Sometimes, this inflammation organizes in follicles, lymphoid‑like structures that are very small, like on the order of 100-μm dimension. They're very hard to image in vivo, so we don't have the technology to see these structures in vivo. There have been some attempts to look at meningeal inflammation among patients—for example, using fluid-attenuated inversion recovery (FLAIR) sequences that are conventional protocols that we acquire with MRI in clinic after the administration of gadolinium, which is a contrast agent.
Neurologists and radiologists look at these images and have noticed some areas that light up, some areas of leptomeningeal inflammation. In some cases, there has been a verification that these areas actually localize with pathological areas of meningeal inflammation. This radiological sign, which is called the leptomeningeal enhancement sign, can be seen also in diseases other than MS, as well as other inflammatory brain conditions, so it is not specific to MS. It seems to be an indirect sign of inflammation that is caused by fibrotic tissue pockets that trap the contrast agent. These fibrotic pockets in the meninges are thought to form after repetitive episodes of inflammation.

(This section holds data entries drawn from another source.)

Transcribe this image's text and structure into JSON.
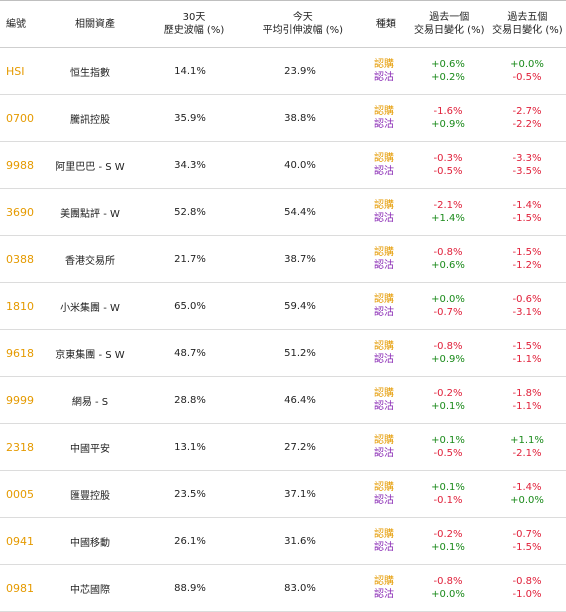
{
  "header": {
    "code": "編號",
    "asset": "相關資產",
    "vol30_line1": "30天",
    "vol30_line2": "歷史波幅 (%)",
    "iv_line1": "今天",
    "iv_line2": "平均引伸波幅 (%)",
    "type": "種類",
    "d1_line1": "過去一個",
    "d1_line2": "交易日變化 (%)",
    "d5_line1": "過去五個",
    "d5_line2": "交易日變化 (%)"
  },
  "colors": {
    "code": "#e59a00",
    "call": "#e59a00",
    "put": "#8a2bb5",
    "positive": "#1a8a1a",
    "negative": "#e0203a"
  },
  "rows": [
    {
      "code": "HSI",
      "asset": "恒生指數",
      "vol30": "14.1%",
      "iv": "23.9%",
      "call": "認購",
      "put": "認沽",
      "d1_call": "+0.6%",
      "d1_put": "+0.2%",
      "d5_call": "+0.0%",
      "d5_put": "-0.5%"
    },
    {
      "code": "0700",
      "asset": "騰訊控股",
      "vol30": "35.9%",
      "iv": "38.8%",
      "call": "認購",
      "put": "認沽",
      "d1_call": "-1.6%",
      "d1_put": "+0.9%",
      "d5_call": "-2.7%",
      "d5_put": "-2.2%"
    },
    {
      "code": "9988",
      "asset": "阿里巴巴 - S W",
      "vol30": "34.3%",
      "iv": "40.0%",
      "call": "認購",
      "put": "認沽",
      "d1_call": "-0.3%",
      "d1_put": "-0.5%",
      "d5_call": "-3.3%",
      "d5_put": "-3.5%"
    },
    {
      "code": "3690",
      "asset": "美團點評 - W",
      "vol30": "52.8%",
      "iv": "54.4%",
      "call": "認購",
      "put": "認沽",
      "d1_call": "-2.1%",
      "d1_put": "+1.4%",
      "d5_call": "-1.4%",
      "d5_put": "-1.5%"
    },
    {
      "code": "0388",
      "asset": "香港交易所",
      "vol30": "21.7%",
      "iv": "38.7%",
      "call": "認購",
      "put": "認沽",
      "d1_call": "-0.8%",
      "d1_put": "+0.6%",
      "d5_call": "-1.5%",
      "d5_put": "-1.2%"
    },
    {
      "code": "1810",
      "asset": "小米集團 - W",
      "vol30": "65.0%",
      "iv": "59.4%",
      "call": "認購",
      "put": "認沽",
      "d1_call": "+0.0%",
      "d1_put": "-0.7%",
      "d5_call": "-0.6%",
      "d5_put": "-3.1%"
    },
    {
      "code": "9618",
      "asset": "京東集團 - S W",
      "vol30": "48.7%",
      "iv": "51.2%",
      "call": "認購",
      "put": "認沽",
      "d1_call": "-0.8%",
      "d1_put": "+0.9%",
      "d5_call": "-1.5%",
      "d5_put": "-1.1%"
    },
    {
      "code": "9999",
      "asset": "網易 - S",
      "vol30": "28.8%",
      "iv": "46.4%",
      "call": "認購",
      "put": "認沽",
      "d1_call": "-0.2%",
      "d1_put": "+0.1%",
      "d5_call": "-1.8%",
      "d5_put": "-1.1%"
    },
    {
      "code": "2318",
      "asset": "中國平安",
      "vol30": "13.1%",
      "iv": "27.2%",
      "call": "認購",
      "put": "認沽",
      "d1_call": "+0.1%",
      "d1_put": "-0.5%",
      "d5_call": "+1.1%",
      "d5_put": "-2.1%"
    },
    {
      "code": "0005",
      "asset": "匯豐控股",
      "vol30": "23.5%",
      "iv": "37.1%",
      "call": "認購",
      "put": "認沽",
      "d1_call": "+0.1%",
      "d1_put": "-0.1%",
      "d5_call": "-1.4%",
      "d5_put": "+0.0%"
    },
    {
      "code": "0941",
      "asset": "中國移動",
      "vol30": "26.1%",
      "iv": "31.6%",
      "call": "認購",
      "put": "認沽",
      "d1_call": "-0.2%",
      "d1_put": "+0.1%",
      "d5_call": "-0.7%",
      "d5_put": "-1.5%"
    },
    {
      "code": "0981",
      "asset": "中芯國際",
      "vol30": "88.9%",
      "iv": "83.0%",
      "call": "認購",
      "put": "認沽",
      "d1_call": "-0.8%",
      "d1_put": "+0.0%",
      "d5_call": "-0.8%",
      "d5_put": "-1.0%"
    }
  ]
}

These areas of leptomeningeal enhancement are very few in patients, so they do not resemble the extensive inflammation that has been described by neuropathological examinations, for example. They also tend to be fixed in time and space. There have been a few studies that have shown that they are not modified by treatment.

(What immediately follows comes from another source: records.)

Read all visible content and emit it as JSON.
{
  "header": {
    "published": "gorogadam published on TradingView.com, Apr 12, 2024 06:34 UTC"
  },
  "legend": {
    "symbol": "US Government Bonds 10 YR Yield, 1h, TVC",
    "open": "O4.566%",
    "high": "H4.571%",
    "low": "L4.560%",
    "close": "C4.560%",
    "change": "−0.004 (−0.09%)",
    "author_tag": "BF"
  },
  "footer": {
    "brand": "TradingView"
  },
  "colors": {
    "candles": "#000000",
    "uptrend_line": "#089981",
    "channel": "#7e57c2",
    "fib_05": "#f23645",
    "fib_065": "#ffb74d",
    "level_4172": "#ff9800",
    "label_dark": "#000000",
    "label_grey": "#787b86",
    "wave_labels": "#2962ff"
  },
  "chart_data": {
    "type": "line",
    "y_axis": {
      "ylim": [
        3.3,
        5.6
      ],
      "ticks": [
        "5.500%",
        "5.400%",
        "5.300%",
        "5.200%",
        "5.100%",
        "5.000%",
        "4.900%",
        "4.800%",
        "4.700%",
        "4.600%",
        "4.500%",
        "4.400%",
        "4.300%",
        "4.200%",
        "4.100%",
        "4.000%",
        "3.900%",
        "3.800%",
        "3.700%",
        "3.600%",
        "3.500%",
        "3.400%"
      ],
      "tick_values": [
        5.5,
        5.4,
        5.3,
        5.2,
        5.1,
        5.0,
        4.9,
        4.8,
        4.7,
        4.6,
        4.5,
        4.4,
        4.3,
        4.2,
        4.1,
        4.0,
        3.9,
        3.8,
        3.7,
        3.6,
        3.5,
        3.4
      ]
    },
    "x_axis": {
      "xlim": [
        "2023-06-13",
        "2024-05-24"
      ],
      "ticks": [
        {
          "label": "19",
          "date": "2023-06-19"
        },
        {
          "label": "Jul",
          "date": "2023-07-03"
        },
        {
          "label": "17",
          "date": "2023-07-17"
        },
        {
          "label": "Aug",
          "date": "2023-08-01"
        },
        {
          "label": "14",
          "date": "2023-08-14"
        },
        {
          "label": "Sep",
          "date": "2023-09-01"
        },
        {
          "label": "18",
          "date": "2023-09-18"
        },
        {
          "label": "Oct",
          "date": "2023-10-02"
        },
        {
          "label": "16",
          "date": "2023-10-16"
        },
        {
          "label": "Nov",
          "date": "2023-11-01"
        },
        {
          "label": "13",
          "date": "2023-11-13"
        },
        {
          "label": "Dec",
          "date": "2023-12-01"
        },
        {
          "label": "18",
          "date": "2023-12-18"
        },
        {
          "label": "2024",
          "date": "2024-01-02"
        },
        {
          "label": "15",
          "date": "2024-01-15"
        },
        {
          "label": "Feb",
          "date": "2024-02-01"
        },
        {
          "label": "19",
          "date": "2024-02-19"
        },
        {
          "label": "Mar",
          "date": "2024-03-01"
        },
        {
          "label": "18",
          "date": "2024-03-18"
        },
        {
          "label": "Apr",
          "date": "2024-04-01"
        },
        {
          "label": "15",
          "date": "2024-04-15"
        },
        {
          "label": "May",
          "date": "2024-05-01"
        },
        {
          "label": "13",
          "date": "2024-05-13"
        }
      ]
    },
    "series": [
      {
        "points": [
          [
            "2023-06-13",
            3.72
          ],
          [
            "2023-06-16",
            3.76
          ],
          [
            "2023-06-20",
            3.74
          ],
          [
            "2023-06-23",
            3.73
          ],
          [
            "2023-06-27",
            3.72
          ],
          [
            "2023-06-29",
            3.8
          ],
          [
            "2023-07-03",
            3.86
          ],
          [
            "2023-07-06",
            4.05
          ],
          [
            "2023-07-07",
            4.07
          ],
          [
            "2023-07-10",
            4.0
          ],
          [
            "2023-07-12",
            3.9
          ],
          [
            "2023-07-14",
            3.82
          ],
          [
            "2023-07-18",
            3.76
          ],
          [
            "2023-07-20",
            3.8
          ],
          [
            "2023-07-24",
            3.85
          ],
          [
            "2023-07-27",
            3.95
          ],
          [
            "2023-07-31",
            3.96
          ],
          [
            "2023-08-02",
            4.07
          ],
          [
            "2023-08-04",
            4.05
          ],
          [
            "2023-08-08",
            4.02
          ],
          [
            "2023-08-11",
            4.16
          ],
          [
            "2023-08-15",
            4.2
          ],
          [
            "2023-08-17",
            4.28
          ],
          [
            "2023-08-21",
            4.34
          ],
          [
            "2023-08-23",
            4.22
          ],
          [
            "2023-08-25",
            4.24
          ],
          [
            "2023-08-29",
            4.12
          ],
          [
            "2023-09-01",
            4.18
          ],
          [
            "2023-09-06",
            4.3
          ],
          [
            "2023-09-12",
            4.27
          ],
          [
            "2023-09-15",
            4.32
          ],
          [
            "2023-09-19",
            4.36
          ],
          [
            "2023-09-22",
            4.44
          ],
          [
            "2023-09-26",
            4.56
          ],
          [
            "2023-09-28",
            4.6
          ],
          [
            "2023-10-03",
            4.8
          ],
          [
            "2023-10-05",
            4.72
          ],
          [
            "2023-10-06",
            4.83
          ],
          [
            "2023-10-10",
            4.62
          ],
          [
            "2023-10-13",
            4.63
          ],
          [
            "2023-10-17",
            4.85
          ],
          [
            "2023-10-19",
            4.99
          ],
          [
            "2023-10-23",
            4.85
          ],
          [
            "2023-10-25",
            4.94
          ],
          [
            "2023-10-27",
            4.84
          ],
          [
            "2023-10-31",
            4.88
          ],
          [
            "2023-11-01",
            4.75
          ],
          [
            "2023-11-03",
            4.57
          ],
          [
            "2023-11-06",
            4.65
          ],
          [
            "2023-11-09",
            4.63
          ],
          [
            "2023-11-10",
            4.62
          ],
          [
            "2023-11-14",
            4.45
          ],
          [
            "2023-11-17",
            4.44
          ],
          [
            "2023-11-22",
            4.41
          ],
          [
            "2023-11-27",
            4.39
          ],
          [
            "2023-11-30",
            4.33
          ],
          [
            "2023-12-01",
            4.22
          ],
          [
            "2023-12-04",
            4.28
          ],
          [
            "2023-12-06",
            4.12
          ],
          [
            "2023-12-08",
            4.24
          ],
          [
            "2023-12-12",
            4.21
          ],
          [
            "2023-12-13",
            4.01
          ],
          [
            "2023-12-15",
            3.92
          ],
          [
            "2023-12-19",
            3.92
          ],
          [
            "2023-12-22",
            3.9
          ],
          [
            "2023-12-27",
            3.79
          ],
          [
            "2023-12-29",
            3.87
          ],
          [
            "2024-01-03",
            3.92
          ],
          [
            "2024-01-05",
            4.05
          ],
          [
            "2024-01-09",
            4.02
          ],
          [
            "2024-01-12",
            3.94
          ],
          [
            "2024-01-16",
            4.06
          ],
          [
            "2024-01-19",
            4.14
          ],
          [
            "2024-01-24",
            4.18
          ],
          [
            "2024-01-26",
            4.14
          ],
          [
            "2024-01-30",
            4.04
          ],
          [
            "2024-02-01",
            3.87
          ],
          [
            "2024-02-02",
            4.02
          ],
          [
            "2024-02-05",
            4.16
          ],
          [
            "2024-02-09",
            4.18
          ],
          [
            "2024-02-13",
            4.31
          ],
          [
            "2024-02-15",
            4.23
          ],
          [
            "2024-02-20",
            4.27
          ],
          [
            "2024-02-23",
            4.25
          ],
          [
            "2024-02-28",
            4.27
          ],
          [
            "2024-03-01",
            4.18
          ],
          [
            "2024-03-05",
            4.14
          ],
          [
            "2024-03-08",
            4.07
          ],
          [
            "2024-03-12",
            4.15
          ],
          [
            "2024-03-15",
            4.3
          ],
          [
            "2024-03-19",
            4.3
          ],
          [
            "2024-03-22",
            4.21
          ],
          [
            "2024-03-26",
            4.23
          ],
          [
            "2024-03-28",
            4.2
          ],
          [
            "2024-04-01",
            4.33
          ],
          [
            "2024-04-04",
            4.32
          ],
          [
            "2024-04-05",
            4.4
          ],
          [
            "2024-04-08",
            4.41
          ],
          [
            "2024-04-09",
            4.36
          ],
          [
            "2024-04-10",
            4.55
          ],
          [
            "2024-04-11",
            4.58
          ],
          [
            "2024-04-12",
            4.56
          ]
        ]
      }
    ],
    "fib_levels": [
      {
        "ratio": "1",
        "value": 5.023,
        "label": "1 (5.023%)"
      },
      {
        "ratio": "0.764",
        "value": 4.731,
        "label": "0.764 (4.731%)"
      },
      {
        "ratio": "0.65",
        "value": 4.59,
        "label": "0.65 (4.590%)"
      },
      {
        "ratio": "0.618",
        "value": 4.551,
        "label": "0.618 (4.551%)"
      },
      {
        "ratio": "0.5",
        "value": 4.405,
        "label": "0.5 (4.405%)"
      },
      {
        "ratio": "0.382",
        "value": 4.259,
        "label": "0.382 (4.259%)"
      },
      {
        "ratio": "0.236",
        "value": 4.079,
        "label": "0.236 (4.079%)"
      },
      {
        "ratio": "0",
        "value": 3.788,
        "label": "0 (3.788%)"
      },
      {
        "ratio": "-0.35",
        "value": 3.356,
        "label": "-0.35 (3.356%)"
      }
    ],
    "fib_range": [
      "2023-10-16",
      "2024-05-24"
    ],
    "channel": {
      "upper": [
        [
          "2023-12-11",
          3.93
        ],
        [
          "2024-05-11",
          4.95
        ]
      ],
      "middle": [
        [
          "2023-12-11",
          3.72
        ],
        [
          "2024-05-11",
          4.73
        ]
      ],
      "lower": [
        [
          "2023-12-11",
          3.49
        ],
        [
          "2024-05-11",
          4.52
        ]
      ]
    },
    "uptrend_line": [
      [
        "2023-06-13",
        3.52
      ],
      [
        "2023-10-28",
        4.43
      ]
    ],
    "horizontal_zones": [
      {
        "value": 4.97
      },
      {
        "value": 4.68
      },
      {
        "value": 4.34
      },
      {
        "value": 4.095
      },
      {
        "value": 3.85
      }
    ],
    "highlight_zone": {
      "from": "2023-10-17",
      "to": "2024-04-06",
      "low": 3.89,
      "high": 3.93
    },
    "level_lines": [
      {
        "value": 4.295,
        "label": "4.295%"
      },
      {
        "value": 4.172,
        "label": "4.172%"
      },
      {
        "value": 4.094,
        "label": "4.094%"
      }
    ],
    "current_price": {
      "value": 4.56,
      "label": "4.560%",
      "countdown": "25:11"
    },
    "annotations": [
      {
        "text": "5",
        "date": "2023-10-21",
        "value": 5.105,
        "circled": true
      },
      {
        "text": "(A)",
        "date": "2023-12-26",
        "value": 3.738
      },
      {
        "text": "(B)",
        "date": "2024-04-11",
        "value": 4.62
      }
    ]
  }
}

Also, research has yet to reveal the relation with cortical lesions, as some investigators have reported that there is an association between the presence of this radiological sign and the lesions in the cortex, while others have not. Still, we need to improve our methods of assessing inflammation so we can shed more light on its role in gray matter lesion pathogenesis.
NLN: What key takeaways about gray matter pathology in MS do you hope to leave with neurologists and neurology providers?
Dr Mainero: I think it is established now that gray matter is extensively involved in the course of the disease. It is really difficult to image some aspects of gray matter pathology in vivo, but we have some tools now that allow us to see, if not the whole burden of gray matter lesions, at least some of these lesions. I would advise clinicians to try to add these protocols to their clinical routines because they can be helpful, for example, for differential diagnosis. It also helps us see how the disease evolves over time and gives a more complete picture of the disease among patients with MS. This technology has been implemented, but of course, we need to standardize protocols across centers so we can conduct larger studies. We will likely have more answers in the future once these steps are achieved.
Mainero C. Gray matter pathology. Talk presented at: ECTRIMS/ACTRIMS MSVirtual2020. September 13, 2020.